今回紹介する参考文献は、『公用文作成の考え方(文化庁)』と、『在留支援のためのやさしい日本語ガイドライン(出入国在留管理庁/文化庁)』です。いずれもビジネス文書にフォーカスしたものではありませんが、分かりやすいドキュメントを作成する上で役立つエッセンスが多く含まれています。

『公用文作成の考え方』は政府の公用文向けの手引ですが、その中でも『解説・広報等』は、特別な専門知識を持たない人にも読みやすい書き方を工夫する対象として位置づけられています。表記の原則、用語、読み手とのコミュニケーションとしての文書作成など、表記と文体の基準が整理されています。

『在留支援のためのやさしい日本語ガイドライン』は、タイトルだけを見ると外国人向けドキュメント用に感じますが、分かりやすいドキュメントを作成する、という観点ではこちらも役に立つエッセンスが含まれています。

■使い分け例

  • 『公用文作成の考え方』:表記揺れや符号の統一、専門用語・外来語の扱いなど。
  • 『やさしい日本語ガイドライン』:情報の取捨選択、短い文、言い換え、箇条書きなど。

次のセクションではそれぞれのガイドラインから有用と思われるものを一部抜粋して紹介しますが、どちらのガイドラインも無料公開されていますので、詳細は本記事末尾にあるリンクURLから是非参照してみてください。

①表記(『公用文作成の考え方』より)

『公用文作成の考え方』ではビジネスの現場でも迷いやすい書き方について、たくさんのルールが示されています。たとえば次のようなものです。

  • 外来語で語末が -er、-or、-arなどに当たるものは、語末に長音符号を付ける。

    修正前コンピュータ(computer)

    修正後コンピューター(computer)

    ※過去のJIS規格(2019年以前)では、「3 文字以上の語は語末の長音を省く」という扱いもありましたが現在は廃止されています。

  • 漢字より仮名の方が読みやすい語は、仮名で書く。

    修正前

    修正後など  ※「とう」と読む場合は「等」を利用する

    修正前

    修正後くらい

    修正前〜(し)て良い

    修正後よい

こうした迷いどころが現場でのドキュメント作成ガイドやレビューガイドに整理されていると、レビュー指摘も「筆者の好み」ではなく、根拠のある基準として、納得感のある指摘をレビューイにも伝えやすくなります。

②符号(『公用文作成の考え方』より)

『公用文作成の考え方』では、句読点や括弧など符号の使い方も整理されています。
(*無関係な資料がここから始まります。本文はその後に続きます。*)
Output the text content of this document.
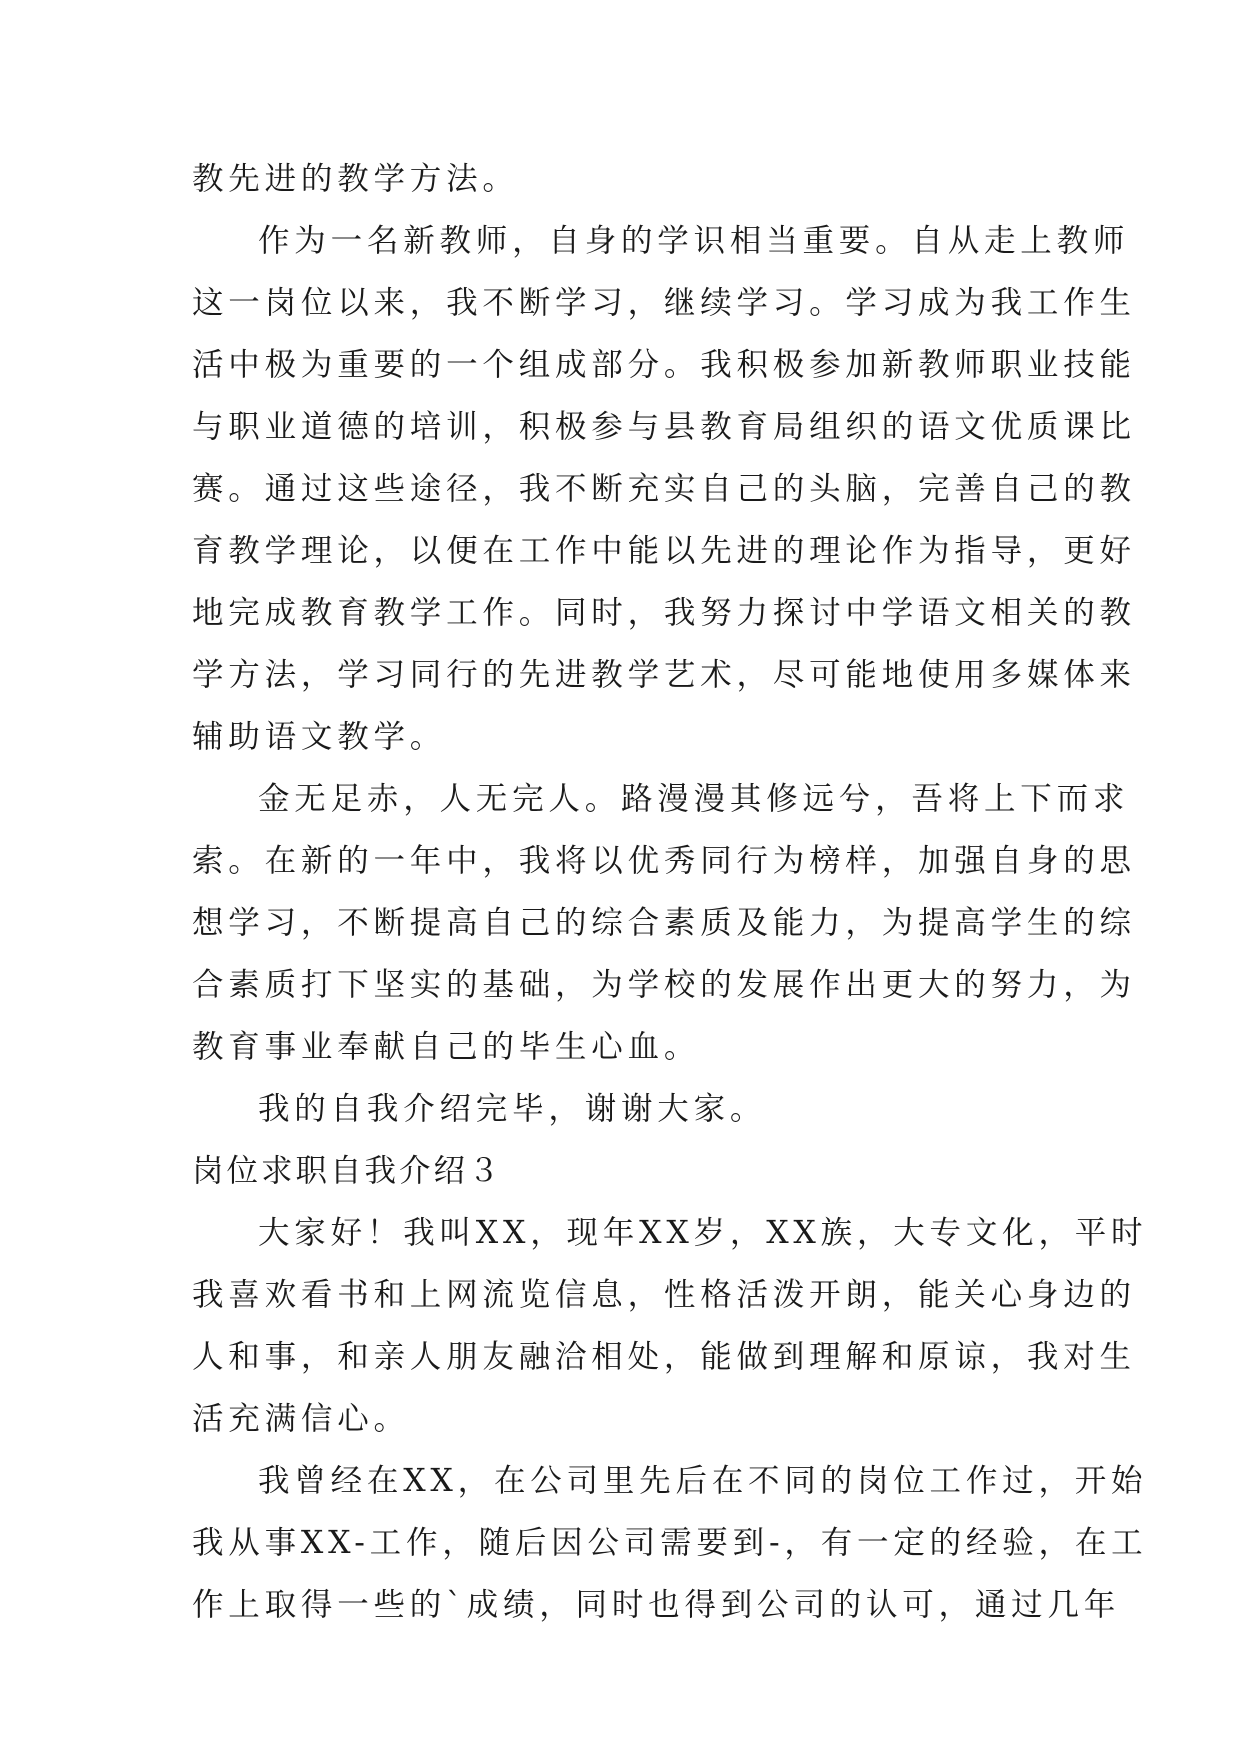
教先进的教学方法。
作为一名新教师，自身的学识相当重要。自从走上教师
这一岗位以来，我不断学习，继续学习。学习成为我工作生
活中极为重要的一个组成部分。我积极参加新教师职业技能
与职业道德的培训，积极参与县教育局组织的语文优质课比
赛。通过这些途径，我不断充实自己的头脑，完善自己的教
育教学理论，以便在工作中能以先进的理论作为指导，更好
地完成教育教学工作。同时，我努力探讨中学语文相关的教
学方法，学习同行的先进教学艺术，尽可能地使用多媒体来
辅助语文教学。
金无足赤，人无完人。路漫漫其修远兮，吾将上下而求
索。在新的一年中，我将以优秀同行为榜样，加强自身的思
想学习，不断提高自己的综合素质及能力，为提高学生的综
合素质打下坚实的基础，为学校的发展作出更大的努力，为
教育事业奉献自己的毕生心血。
我的自我介绍完毕，谢谢大家。
岗位求职自我介绍３
大家好！我叫XX，现年XX岁，XX族，大专文化，平时
我喜欢看书和上网流览信息，性格活泼开朗，能关心身边的
人和事，和亲人朋友融洽相处，能做到理解和原谅，我对生
活充满信心。
我曾经在XX，在公司里先后在不同的岗位工作过，开始
我从事XX-工作，随后因公司需要到-，有一定的经验，在工
作上取得一些的`成绩，同时也得到公司的认可，通过几年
ビジネス文書でも、括弧内の句点や強調のための括弧、疑問符・感嘆符の要否は現場ごとに揺れやすいところです。

  • 括弧の中で文が終わる場合には句点(。)を打つ。

    (以下「基本計画」という。)/「決める。」と発言した。

  • 【 】(隅付き括弧)は、項目を示したり、強調すべき点を目立たせたりする。

    【会場】文部科学省講堂/【取扱注意】

  • 必要に応じて「?」「!」を用いる。

    ○○法が改正されたのを知っていますか?/もう発表されているのですか?

    みんなで遊びに来てください!/来月20 日、開催!

符号は小さく見えがちですが、括弧内の句点や強調の付け方、疑問符・感嘆符の要否が揃っているかどうかで、文書全体の読みやすさは大きく変わります。

③やさしい言い換え(『やさしい日本語ガイドライン』より)

『やさしい日本語ガイドライン』では、読み手が文の意味を取り違えにくい言い方への書き換えが整理されています。読み手が理解する上で負荷が高くなるような表現を知らず知らずのうちに使っていたりするのではないでしょうか。

  • 二重否定の表現は使わない。

    修正前利用できないことはない

    修正後利用できる

  • 受身は使わない。

    修正前アプリログはメーカー機能により取得される

    修正後メーカー機能ではアプリログを取得する

誰が何をするのかが一文で見える言い方に直すと、読み間違いが減り、レビューでも具体的な修正方針として伝えやすくなります。

組織のガイドラインとして活用する

組織独自のスタイルガイドがない、または存在しているが形骸化しているような現場では、上記2つのガイドラインから取捨選択したルールをガイドラインとして活用することも十分可能だと考えています。また今回紹介している文献は出入国在留管理庁や文化庁などから公的に発表されているものであり、情報ソースとしての信頼性も高く、組織内でのコンセンサスを取るのもある程度容易なのではないでしょうか。

テクノロジー(AI)が担える部分

拠り所となるガイドラインを用意できたとしても、それを実務レベルに昇華させるには、個人の努力だけでは足りません。組織全体での意識向上や教育の取り組みが不可欠です。ただし、その効果が出るまでには時間がかかり、すぐに成果を求めるのは現実的ではありません。

一方で、AIや検索拡張生成(RAG)といったテクノロジーを使えば、ガイドラインを参照資料として組み込んだAIレビュアーを作り上げることが可能です。人間のレビュアーは仕様の妥当性や文脈判断に注力しつつ、ガイドラインに沿った一次チェックをAIに任せる。このようなAI駆動型のレビュープロセスは今後主流になるのではないでしょうか。